Kun je er ook rustig mee cruisen?
Ja, dat kan ook. Met motor en bak in comfortmode is het een hele rustige en beschaafde auto en kun je op het gemak kilometertjes draaien. De auto is dan ook verrassend zuinig. Uiteraard zijn er voldoende opties aan boord die het leven veraangenamen. De Harman & Kardon speakers (960 euro) bijvoorbeeld. Echt een aanradertje. Het onderstel is in basis best stevig geveerd. Dat kennen we ook uit de BMW 3-serie. Maar de dempers zijn wel in staat om ellende voor je weg te filteren. Dus is het comfortniveau altijd voldoende. De testauto was voorzien van de optionele adaptieve dempers en dat is de meerprijs (1.281 euro) zeker waard. Daarnaast kun je ook allerlei rij-assistentiesystemen aanschaffen maar echt nodig is dat op deze auto niet. Deze auto koop je voor de ‘Freude am Fahren’. Besteed dan je geld aan opties die het leven leuker maken. Bijvoorbeeld het sperdifferentieel (1.495 euro). Voor het vlotte cruisen kun je prima zonder, maar de echt sportieve rijder moet deze optie altijd aanvinken.

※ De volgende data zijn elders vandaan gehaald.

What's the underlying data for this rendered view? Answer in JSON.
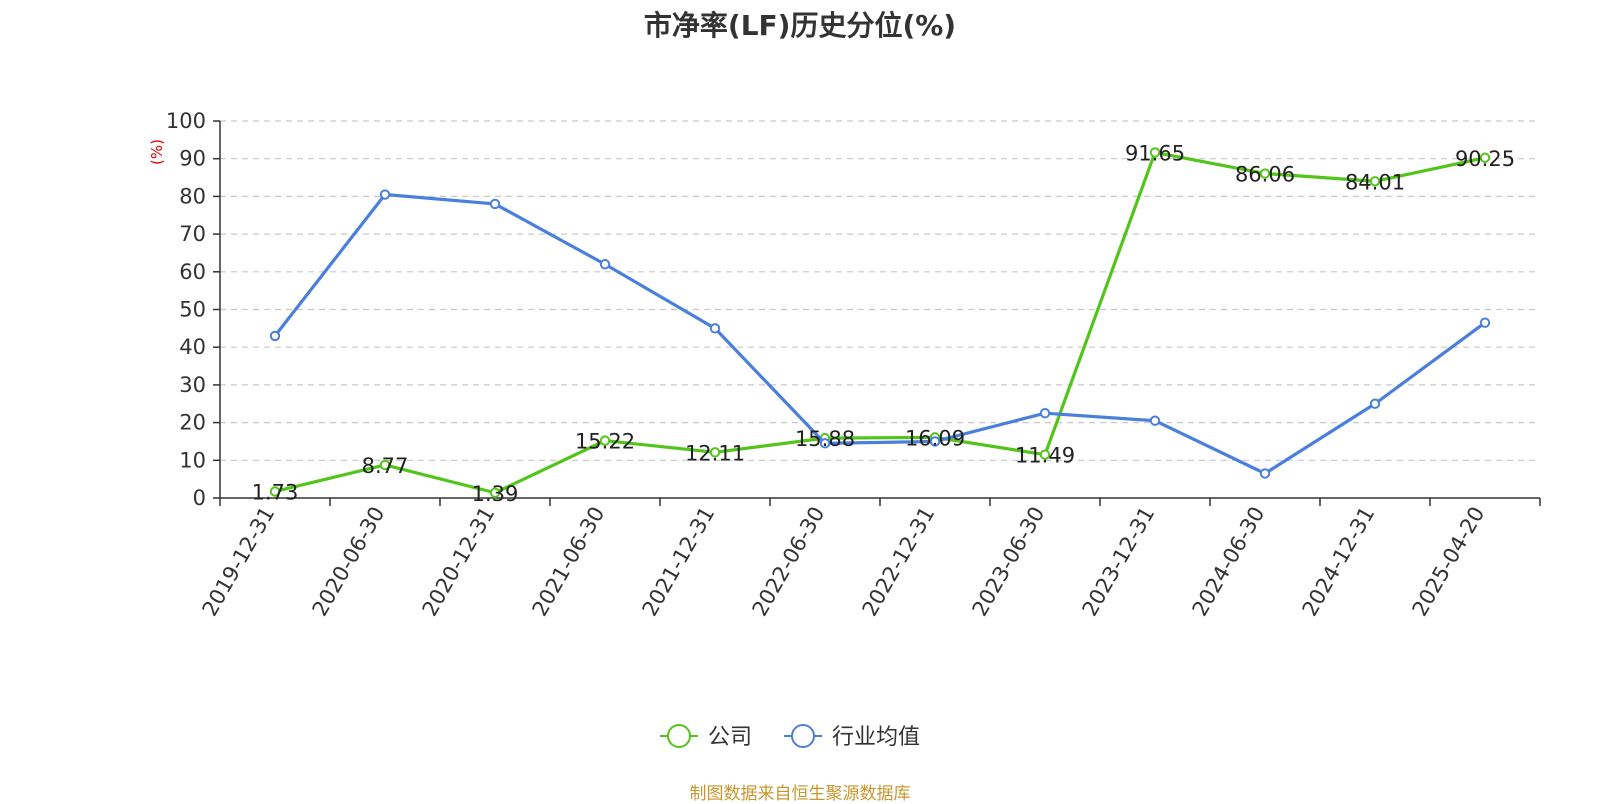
{
  "chart_data": {
    "type": "line",
    "title": "市净率(LF)历史分位(%)",
    "ylabel": "(%)",
    "xlabel": "",
    "categories": [
      "2019-12-31",
      "2020-06-30",
      "2020-12-31",
      "2021-06-30",
      "2021-12-31",
      "2022-06-30",
      "2022-12-31",
      "2023-06-30",
      "2023-12-31",
      "2024-06-30",
      "2024-12-31",
      "2025-04-20"
    ],
    "ylim": [
      0,
      100
    ],
    "yticks": [
      0,
      10,
      20,
      30,
      40,
      50,
      60,
      70,
      80,
      90,
      100
    ],
    "grid": true,
    "legend_position": "bottom",
    "series": [
      {
        "name": "公司",
        "color": "#52c41a",
        "values": [
          1.73,
          8.77,
          1.39,
          15.22,
          12.11,
          15.88,
          16.09,
          11.49,
          91.65,
          86.06,
          84.01,
          90.25
        ],
        "labels": [
          "1.73",
          "8.77",
          "1.39",
          "15.22",
          "12.11",
          "15.88",
          "16.09",
          "11.49",
          "91.65",
          "86.06",
          "84.01",
          "90.25"
        ]
      },
      {
        "name": "行业均值",
        "color": "#4a7fdc",
        "values": [
          43,
          80.5,
          78,
          62,
          45,
          14.5,
          15,
          22.5,
          20.5,
          6.5,
          25,
          46.5
        ]
      }
    ]
  },
  "source": "制图数据来自恒生聚源数据库"
}
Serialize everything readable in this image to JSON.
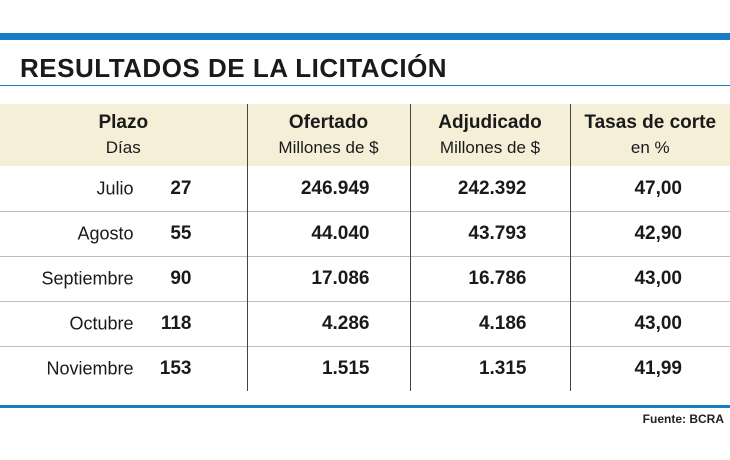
{
  "title": "RESULTADOS DE LA LICITACIÓN",
  "source": "Fuente: BCRA",
  "chart_data": {
    "type": "table",
    "title": "RESULTADOS DE LA LICITACIÓN",
    "columns": [
      {
        "label": "Plazo",
        "sublabel": "Días"
      },
      {
        "label": "Ofertado",
        "sublabel": "Millones de $"
      },
      {
        "label": "Adjudicado",
        "sublabel": "Millones de $"
      },
      {
        "label": "Tasas de corte",
        "sublabel": "en %"
      }
    ],
    "rows": [
      {
        "mes": "Julio",
        "dias": "27",
        "ofertado": "246.949",
        "adjudicado": "242.392",
        "tasa": "47,00"
      },
      {
        "mes": "Agosto",
        "dias": "55",
        "ofertado": "44.040",
        "adjudicado": "43.793",
        "tasa": "42,90"
      },
      {
        "mes": "Septiembre",
        "dias": "90",
        "ofertado": "17.086",
        "adjudicado": "16.786",
        "tasa": "43,00"
      },
      {
        "mes": "Octubre",
        "dias": "118",
        "ofertado": "4.286",
        "adjudicado": "4.186",
        "tasa": "43,00"
      },
      {
        "mes": "Noviembre",
        "dias": "153",
        "ofertado": "1.515",
        "adjudicado": "1.315",
        "tasa": "41,99"
      }
    ]
  },
  "colors": {
    "accent_rule": "#1a7cc1",
    "header_background": "#f5efd8"
  }
}
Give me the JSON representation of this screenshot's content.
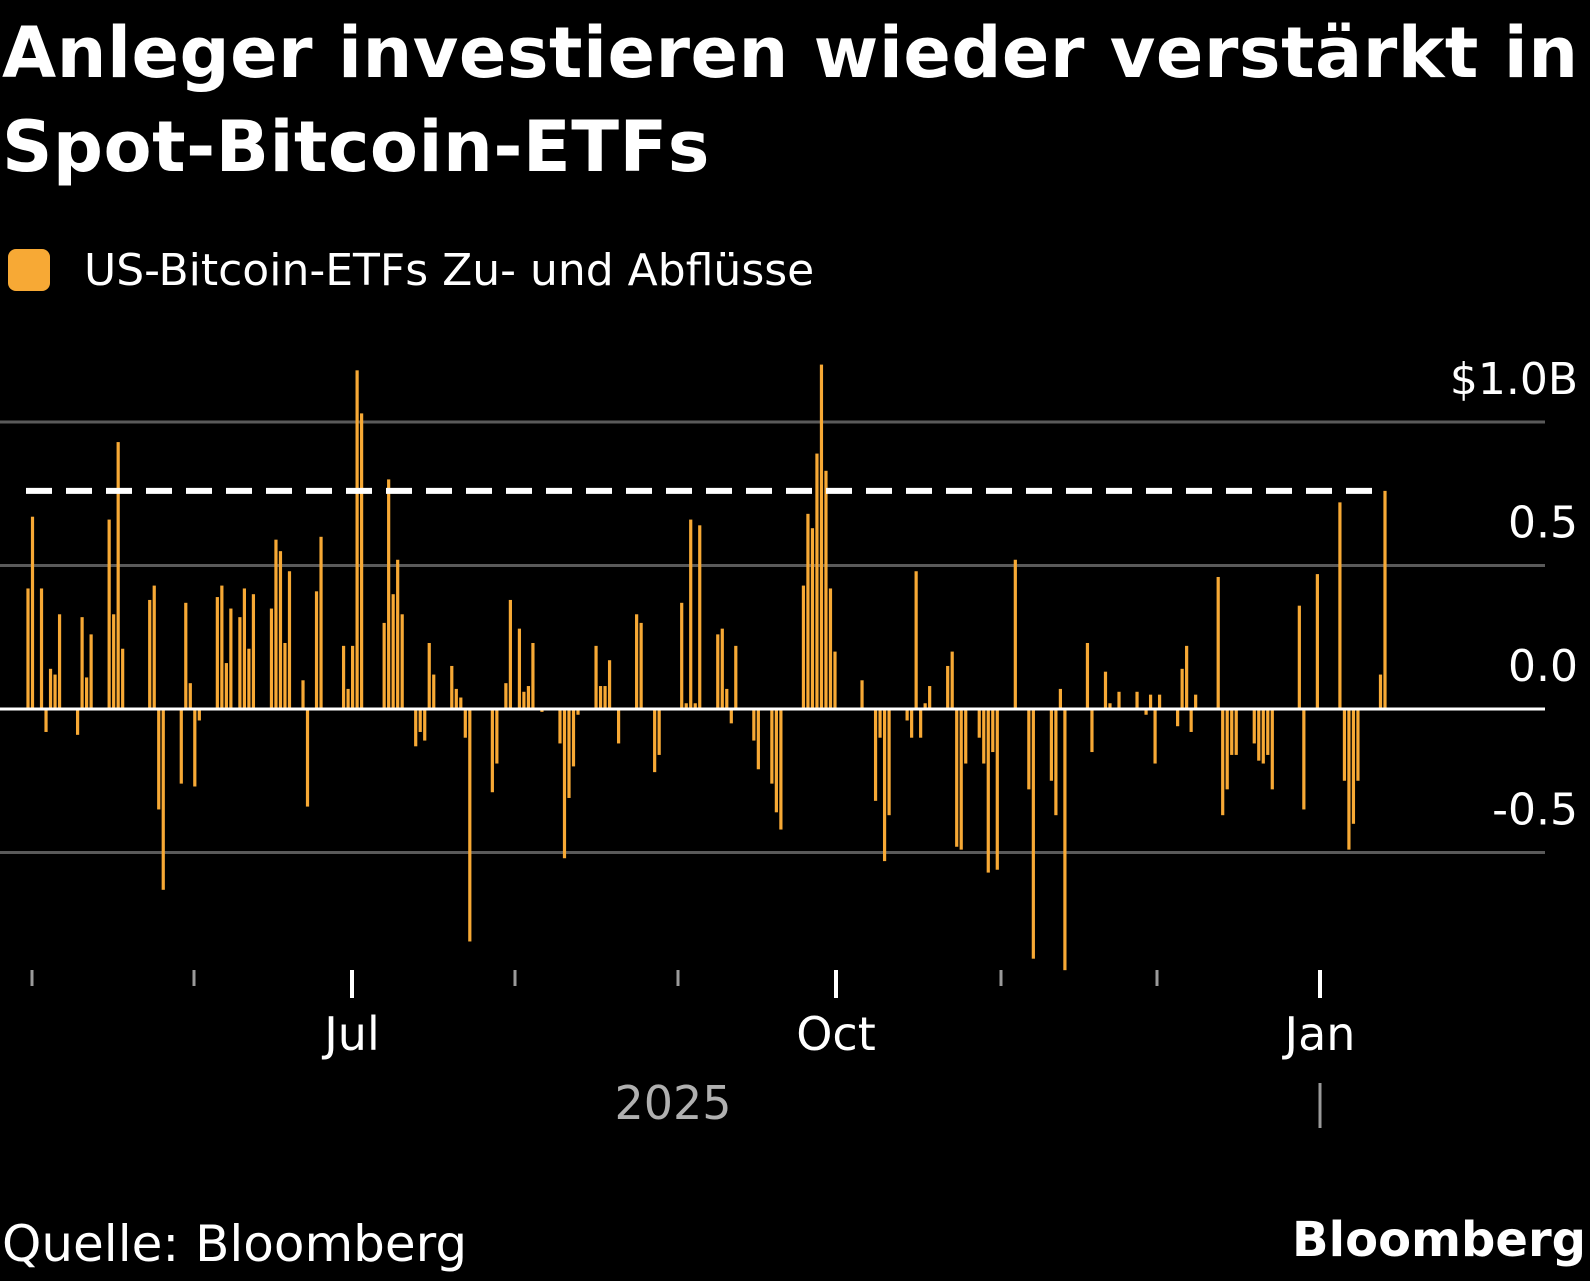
{
  "title": "Anleger investieren wieder verstärkt in Spot-Bitcoin-ETFs",
  "legend": {
    "label": "US-Bitcoin-ETFs Zu- und Abflüsse",
    "color": "#f7a935"
  },
  "footer": {
    "source": "Quelle: Bloomberg",
    "brand": "Bloomberg"
  },
  "chart_data": {
    "type": "bar",
    "ylim": [
      -0.9,
      1.2
    ],
    "yticks": [
      {
        "value": 1.0,
        "label": "$1.0B"
      },
      {
        "value": 0.5,
        "label": "0.5"
      },
      {
        "value": 0.0,
        "label": "0.0"
      },
      {
        "value": -0.5,
        "label": "-0.5"
      }
    ],
    "reference_line": {
      "value": 0.76,
      "style": "dashed",
      "color": "#ffffff"
    },
    "xticks": [
      {
        "label": "",
        "major": false
      },
      {
        "label": "",
        "major": false
      },
      {
        "label": "Jul",
        "major": true
      },
      {
        "label": "",
        "major": false
      },
      {
        "label": "",
        "major": false
      },
      {
        "label": "Oct",
        "major": true
      },
      {
        "label": "",
        "major": false
      },
      {
        "label": "",
        "major": false
      },
      {
        "label": "Jan",
        "major": true
      }
    ],
    "year_label": "2025",
    "bar_color": "#f7a935",
    "series": [
      {
        "values": [
          0.42,
          0.67,
          0.0,
          0.42,
          -0.08,
          0.14,
          0.12,
          0.33,
          0.0,
          0.0,
          0.0,
          -0.09,
          0.32,
          0.11,
          0.26,
          0.0,
          0.0,
          0.0,
          0.66,
          0.33,
          0.93,
          0.21,
          0.0,
          0.0,
          0.0,
          0.0,
          0.0,
          0.38,
          0.43,
          -0.35,
          -0.63,
          0.0,
          0.0,
          0.0,
          -0.26,
          0.37,
          0.09,
          -0.27,
          -0.04,
          0.0,
          0.0,
          0.0,
          0.39,
          0.43,
          0.16,
          0.35,
          0.0,
          0.32,
          0.42,
          0.21,
          0.4,
          0.0,
          0.0,
          0.0,
          0.35,
          0.59,
          0.55,
          0.23,
          0.48,
          0.0,
          0.0,
          0.1,
          -0.34,
          0.0,
          0.41,
          0.6,
          0.0,
          0.0,
          0.0,
          0.0,
          0.22,
          0.07,
          0.22,
          1.18,
          1.03,
          0.0,
          0.0,
          0.0,
          0.0,
          0.3,
          0.8,
          0.4,
          0.52,
          0.33,
          0.0,
          0.0,
          -0.13,
          -0.08,
          -0.11,
          0.23,
          0.12,
          0.0,
          0.0,
          0.0,
          0.15,
          0.07,
          0.04,
          -0.1,
          -0.81,
          0.0,
          0.0,
          0.0,
          0.0,
          -0.29,
          -0.19,
          0.0,
          0.09,
          0.38,
          0.0,
          0.28,
          0.06,
          0.08,
          0.23,
          0.0,
          -0.01,
          0.0,
          0.0,
          0.0,
          -0.12,
          -0.52,
          -0.31,
          -0.2,
          -0.02,
          0.0,
          0.0,
          0.0,
          0.22,
          0.08,
          0.08,
          0.17,
          0.0,
          -0.12,
          0.0,
          0.0,
          0.0,
          0.33,
          0.3,
          0.0,
          0.0,
          -0.22,
          -0.16,
          0.0,
          0.0,
          0.0,
          0.0,
          0.37,
          0.02,
          0.66,
          0.02,
          0.64,
          0.0,
          0.0,
          0.0,
          0.26,
          0.28,
          0.07,
          -0.05,
          0.22,
          0.0,
          0.0,
          0.0,
          -0.11,
          -0.21,
          0.0,
          0.0,
          -0.26,
          -0.36,
          -0.42,
          0.0,
          0.0,
          0.0,
          0.0,
          0.43,
          0.68,
          0.63,
          0.89,
          1.2,
          0.83,
          0.42,
          0.2,
          0.0,
          0.0,
          0.0,
          0.0,
          0.0,
          0.1,
          0.0,
          0.0,
          -0.32,
          -0.1,
          -0.53,
          -0.37,
          0.0,
          0.0,
          0.0,
          -0.04,
          -0.1,
          0.48,
          -0.1,
          0.02,
          0.08,
          0.0,
          0.0,
          0.0,
          0.15,
          0.2,
          -0.48,
          -0.49,
          -0.19,
          0.0,
          0.0,
          -0.1,
          -0.19,
          -0.57,
          -0.15,
          -0.56,
          0.0,
          0.0,
          0.0,
          0.52,
          0.0,
          0.0,
          -0.28,
          -0.87,
          0.0,
          0.0,
          0.0,
          -0.25,
          -0.37,
          0.07,
          -0.91,
          0.0,
          0.0,
          0.0,
          0.0,
          0.23,
          -0.15,
          0.0,
          0.0,
          0.13,
          0.02,
          0.0,
          0.06,
          0.0,
          0.0,
          0.0,
          0.06,
          0.0,
          -0.02,
          0.05,
          -0.19,
          0.05,
          0.0,
          0.0,
          0.0,
          -0.06,
          0.14,
          0.22,
          -0.08,
          0.05,
          0.0,
          0.0,
          0.0,
          0.0,
          0.46,
          -0.37,
          -0.28,
          -0.16,
          -0.16,
          0.0,
          0.0,
          0.0,
          -0.12,
          -0.18,
          -0.19,
          -0.16,
          -0.28,
          0.0,
          0.0,
          0.0,
          0.0,
          0.0,
          0.36,
          -0.35,
          0.0,
          0.0,
          0.47,
          0.0,
          0.0,
          0.0,
          0.0,
          0.72,
          -0.25,
          -0.49,
          -0.4,
          -0.25,
          0.0,
          0.0,
          0.0,
          0.0,
          0.12,
          0.76
        ]
      }
    ]
  }
}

Wat zijn de verschillen met de BMW 3-serie?
Ze zullen de auto vast een iets andere afstelling hebben meegegeven maar ik heb het verschil zo 1-2-3 niet kunnen merken. Daarvoor zou ik beide auto’s echt even na elkaar hebben moeten rijden. Het grootste verschil blijft het uiterlijk. Met de 4-serie trek je heel veel bekijks (ook als mensen de voorkant niet zien) en met een BMW 3-serie ga je anoniem op in de massa. Ook is de BMW 3-serie natuurlijk veel praktischer, al zat dat voor de kopers van een coupé nauwelijks relevant zijn. Het prijsverschil met de BMW 330i vind ik wel een issue. Een BMW 430i is 5.000 euro duurder dan een technisch identieke BMW 330i. Het verschil loopt op als je opties gaat toevoegen. In de BMW 3-serie kun je een Business Plus versie bestellen waar heel veel opties voor een gunstige prijs inzitten. Bij de BMW 4-serie is dat pakket vooralsnog niet beschikbaar en loopt het verschil alleen maar op als je opties gaat toevoegen. Toch jammer. Ook heb je wat minder keus in motorisering. Zo zijn er geen plugin-hybride versies leverbaar in de BMW 4-serie.
Conclusie?
De BMW 430i Coupé is wel degelijk een juweeltje. Gewoon een hele fijne en prettige en semi-sportieve GT. Een delicaat genoegen voor fijnproevers. Voor mensen die houden van het vlottere en leukere stuurwerk en genieten van het gevoel dat je in iets bijzonders rijdt. Een auto die dat ook uitstraalt. Misschien nog wel belangrijker: ik heb het echt geweldig naar mijn zin gehad. Het was een heerlijk dagje sturen. Dat is het verschil met bijvoorbeeld een Audi A5. Ook een prachtige auto en fijne cruiser maar als stuurmansauto echt de mindere van de twee. De BMW 430i Coupé heeft wel twee problemen. Voor veel mensen is het uiterlijk toch wel een probleem. Die grille. Daar moet je echt van houden, al went het wel steeds meer. Daarnaast is er het prijsverschil met de BMW 3-serie. Technisch exact dezelfde auto. Met een ander neusje kunnen de fraaie coupélijnen een reden zijn om over het prijsverschil heen te stappen. Dat wordt nu lastiger. Ik zou zelf toch voor de BMW 3-serie gaan of even wachten tot de nieuwe 4-serie Gran Coupé op de markt komt. Al doet dat niets af aan de kwaliteiten van de BMW 430i Coupé. Dus als jij wel warm wordt van het grote neusje, sla dan je slag!
Eindcijfer: 8
+ Heerlijke Gran Tourismo.
+ Mooi interieur inclusief logische bediening.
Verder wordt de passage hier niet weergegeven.